Jacoby tilted his head, frowning at her. He was obviously considering how much truth to tell her--so Antaea said in exasperation, "I can hardly run out on you now. We're at the walls of the world."
He grunted, and looked down. "The Sartos were one of two great ruling families in Sacrus. The other was the Ferances, and they were in charge when Spyre broke up. My cousin, Inshiri Ferance, was the ruler of Sacrus--and never was born a more vicious, morally distorted human being."
Antaea raised an eyebrow. "Worse than Venera Fanning?"
"Venera's a good person." He shook his head. "Inshiri has ... hobbies. That you wouldn't want me to describe. Sacrus's product--what we traded to the world--was expertise in the art of manipulating people, and nobody's better at it than Inshiri. One of her proteges was her niece, Margit, who had a little run-in with Venera and came out t
he worse for it. Venera got the better of Margit--but Inshiri would eat Venera alive. Maybe literally."

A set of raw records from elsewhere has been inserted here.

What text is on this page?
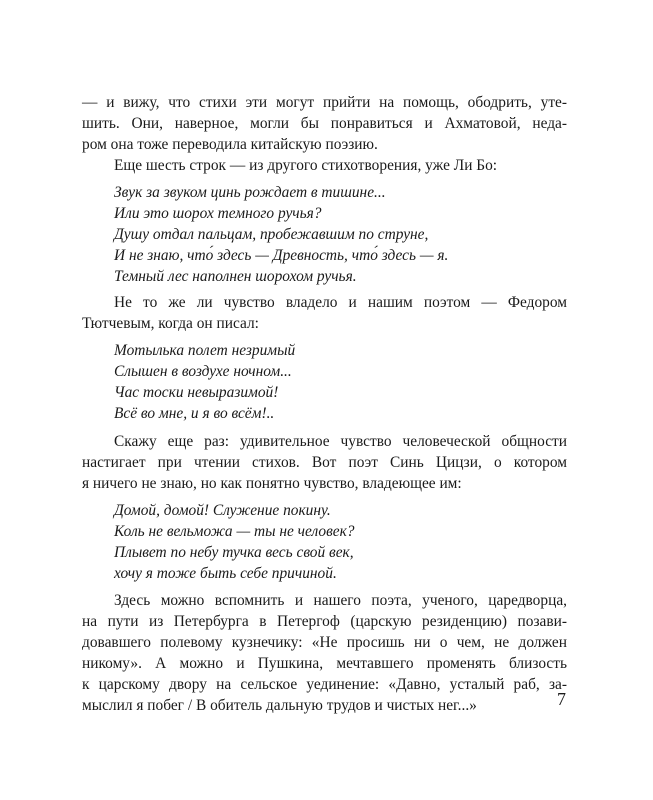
— и вижу, что стихи эти могут прийти на помощь, ободрить, уте-
шить. Они, наверное, могли бы понравиться и Ахматовой, неда-
ром она тоже переводила китайскую поэзию.
Еще шесть строк — из другого стихотворения, уже Ли Бо:
Звук за звуком цинь рождает в тишине...
Или это шорох темного ручья?
Душу отдал пальцам, пробежавшим по струне,
И не знаю, что́ здесь — Древность, что́ здесь — я.
Темный лес наполнен шорохом ручья.
Не то же ли чувство владело и нашим поэтом — Федором
Тютчевым, когда он писал:
Мотылька полет незримый
Слышен в воздухе ночном...
Час тоски невыразимой!
Всё во мне, и я во всём!..
Скажу еще раз: удивительное чувство человеческой общности
настигает при чтении стихов. Вот поэт Синь Цицзи, о котором
я ничего не знаю, но как понятно чувство, владеющее им:
Домой, домой! Служение покину.
Коль не вельможа — ты не человек?
Плывет по небу тучка весь свой век,
хочу я тоже быть себе причиной.
Здесь можно вспомнить и нашего поэта, ученого, царедворца,
на пути из Петербурга в Петергоф (царскую резиденцию) позави-
довавшего полевому кузнечику: «Не просишь ни о чем, не должен
никому». А можно и Пушкина, мечтавшего променять близость
к царскому двору на сельское уединение: «Давно, усталый раб, за-
мыслил я побег / В обитель дальную трудов и чистых нег...»	7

He said this so matter-of-factly that Antaea couldn't doubt it was true. "You're afraid of her," she observed.
"That's because I know her. And, because I know her, I didn't try to fight when she demanded that I give back control of the network. I cut my losses and ran."
"I get it," she said, nodding. "This expedition we're on--you're doing this because it's the furthest thing from your cousin's interests you could find. You're staying out of her way."
Now Jacoby sighed heavily. "Oh, if only that were true. I'd be able to sleep a lot better if it were."
"What do you mean?"
"Before Spyre fell, Inshiri made a political pact with an outsider--and by outsider, I mean an ambassador from beyond Virga. The same people--if you can call them people--who killed your sister, and who've been trying to take down Virga's defenses ... they're supporting Inshiri now."
"Supporting--! Why didn't you tell me this before?"
He laughed. "You wouldn't have signed up if you thought I had any connection at all with Artificial Nature."
"Do you?"
He shrugged. "I met one of their ambassadors once. He made Inshiri look like an amateur, not because he enjoys torment and terror the way she does, but because he doesn't seem to consider human beings as, well, human at all. But I don't know how much involvement he and his kind have with Inshiri. All I know is that she has plans."
"To do what?"
"I don't know!" He glowered at her. "All I know is that this friend of yours, Leal Maspeth, has Inshiri and her friends running scared for some reason. They're so afraid of her that they're stretching the network to its breaking point, sending spies and diplomats and courtesans to all the great nations. They're proposing alliances ... making friends. Getting ready for something."
Antaea thought about this for a long while, and Jacoby watched her. The creak of the hull, the rumble of the Page's jets, and the distant murmur of the crew were the only sounds.